The thirty-ninth UQSay seminar on UQ, DACE and related topics will take place online on Thursday afternoon, December 16, 2021.
Bayesian neural networks (BNNs) have been long considered an ideal, yet unscalable solution for improving the robustness and the predictive uncertainty of deep neural networks. While they could capture more accurately the posterior distribution of the network parameters, most BNN approaches are either limited to small networks or rely on constraining assumptions such as parameter independence. These drawbacks have enabled prominence of simple, but computationally heavy approaches such as Deep Ensembles, whose training and testing costs increase linearly with the number of networks. In this work we aim for efficient deep BNNs amenable to complex computer vision architectures, e.g. ResNet50 DeepLabV3+, and tasks, e.g. semantic segmentation, with fewer assumptions on the parameters. We achieve this by leveraging variational autoencoders (VAEs) to learn the interaction and the latent distribution of the parameters at each network layer. Our approach, Latent-Posterior BNN (LP-BNN), is compatible with the recent BatchEnsemble method, leading to highly efficient ({in terms of computation and} memory during both training and testing) ensembles. LP-BNNs attain competitive results across multiple metrics in several challenging benchmarks for image classification, semantic segmentation and out-of-distribution detection.

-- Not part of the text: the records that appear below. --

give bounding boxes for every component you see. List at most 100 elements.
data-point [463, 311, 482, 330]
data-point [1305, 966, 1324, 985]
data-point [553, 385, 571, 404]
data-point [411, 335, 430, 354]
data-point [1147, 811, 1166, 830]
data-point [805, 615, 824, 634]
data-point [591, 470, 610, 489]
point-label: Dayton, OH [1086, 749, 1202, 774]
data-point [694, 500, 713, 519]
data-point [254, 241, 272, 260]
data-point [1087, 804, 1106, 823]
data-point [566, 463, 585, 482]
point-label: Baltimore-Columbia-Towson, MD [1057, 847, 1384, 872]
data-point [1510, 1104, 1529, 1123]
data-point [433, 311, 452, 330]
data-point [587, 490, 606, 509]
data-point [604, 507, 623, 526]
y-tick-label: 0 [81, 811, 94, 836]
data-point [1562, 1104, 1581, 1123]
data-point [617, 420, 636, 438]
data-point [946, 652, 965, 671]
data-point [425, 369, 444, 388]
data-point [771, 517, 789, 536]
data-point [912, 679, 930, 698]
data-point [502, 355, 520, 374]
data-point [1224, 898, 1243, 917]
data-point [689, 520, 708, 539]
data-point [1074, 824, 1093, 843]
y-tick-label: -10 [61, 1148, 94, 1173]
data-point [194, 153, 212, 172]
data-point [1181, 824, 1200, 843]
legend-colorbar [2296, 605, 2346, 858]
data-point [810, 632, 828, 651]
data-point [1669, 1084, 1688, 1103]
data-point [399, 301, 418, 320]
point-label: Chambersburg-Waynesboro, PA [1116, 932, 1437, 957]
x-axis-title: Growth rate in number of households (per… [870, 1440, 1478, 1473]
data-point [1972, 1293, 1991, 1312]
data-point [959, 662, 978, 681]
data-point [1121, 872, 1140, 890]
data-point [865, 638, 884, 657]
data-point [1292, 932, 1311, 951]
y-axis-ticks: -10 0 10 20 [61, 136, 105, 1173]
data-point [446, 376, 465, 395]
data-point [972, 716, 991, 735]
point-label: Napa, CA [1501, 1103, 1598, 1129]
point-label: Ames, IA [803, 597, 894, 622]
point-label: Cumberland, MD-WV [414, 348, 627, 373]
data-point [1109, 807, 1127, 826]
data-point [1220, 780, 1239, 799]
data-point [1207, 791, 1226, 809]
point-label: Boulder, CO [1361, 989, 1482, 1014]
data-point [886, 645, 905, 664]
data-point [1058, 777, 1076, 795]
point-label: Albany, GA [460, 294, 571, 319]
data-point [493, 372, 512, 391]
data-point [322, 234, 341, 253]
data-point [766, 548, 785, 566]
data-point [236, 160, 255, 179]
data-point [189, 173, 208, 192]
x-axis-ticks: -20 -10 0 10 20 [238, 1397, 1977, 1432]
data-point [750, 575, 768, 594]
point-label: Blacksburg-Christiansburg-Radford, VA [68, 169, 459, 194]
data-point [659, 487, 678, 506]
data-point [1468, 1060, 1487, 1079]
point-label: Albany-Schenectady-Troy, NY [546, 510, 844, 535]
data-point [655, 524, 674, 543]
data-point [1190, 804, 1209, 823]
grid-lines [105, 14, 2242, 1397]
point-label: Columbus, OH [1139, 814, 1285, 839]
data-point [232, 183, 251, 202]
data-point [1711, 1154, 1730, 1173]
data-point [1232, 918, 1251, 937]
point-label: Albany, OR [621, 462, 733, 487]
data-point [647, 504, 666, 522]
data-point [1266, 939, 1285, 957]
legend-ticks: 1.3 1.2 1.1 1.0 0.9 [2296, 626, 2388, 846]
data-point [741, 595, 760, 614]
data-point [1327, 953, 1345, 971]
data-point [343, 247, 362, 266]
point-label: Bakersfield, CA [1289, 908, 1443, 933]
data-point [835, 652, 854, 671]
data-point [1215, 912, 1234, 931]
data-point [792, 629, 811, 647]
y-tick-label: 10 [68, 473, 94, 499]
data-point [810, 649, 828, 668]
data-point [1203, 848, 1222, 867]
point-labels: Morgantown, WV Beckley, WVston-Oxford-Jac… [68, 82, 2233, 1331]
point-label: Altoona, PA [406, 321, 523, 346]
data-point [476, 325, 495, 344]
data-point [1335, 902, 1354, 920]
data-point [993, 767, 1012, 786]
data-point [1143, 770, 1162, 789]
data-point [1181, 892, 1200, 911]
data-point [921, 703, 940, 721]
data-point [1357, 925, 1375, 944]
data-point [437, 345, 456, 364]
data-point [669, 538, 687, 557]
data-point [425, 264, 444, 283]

Joint work with Andrei Bursuc, Emanuel Aldea, Séverine Dubuisson & Isabelle Bloch
Ref: arXiv:2012.02818
Organizing committee: Pierre Barbillon (MIA-Paris), Julien Bect (L2S), Nicolas Bousquet (EDF R&D), Didier Clouteau (MSSMAT), Amélie Fau (LMT), Filippo Gatti (MSSMAT), Bertrand Iooss (EDF R&D), Alexandre Janon (LMO), Sidonie Lefebvre (DOTA), Fernando Lopez-Caballero (MSSMAT), Didier Lucor (LISN), Emmanuel Vazquez (L2S).
Coordinator: Julien Bect (L2S).
Practical details: the seminar will be held online using Microsoft Teams.
If you want to attend this seminar (or any of the forthcoming online UQSay seminars), and if you do not already have access to the UQSay group on Teams, simply send an email and you will be invited. Please specify which email address the invitation must be sent to (this has to be the address associated with your Teams account).
You will find the link to the seminar on the « General » UQSay channel on Teams, approximately 15 minutes before the beginning.
The technical side of things: you can use Teams either directly from your web browser or using the « fat client », which is available for most platforms (Windows, Linux, Mac, Android & iOS). We strongly recommend the latter option whenever possible. Please give it a try before the seminar to anticipate potential problems.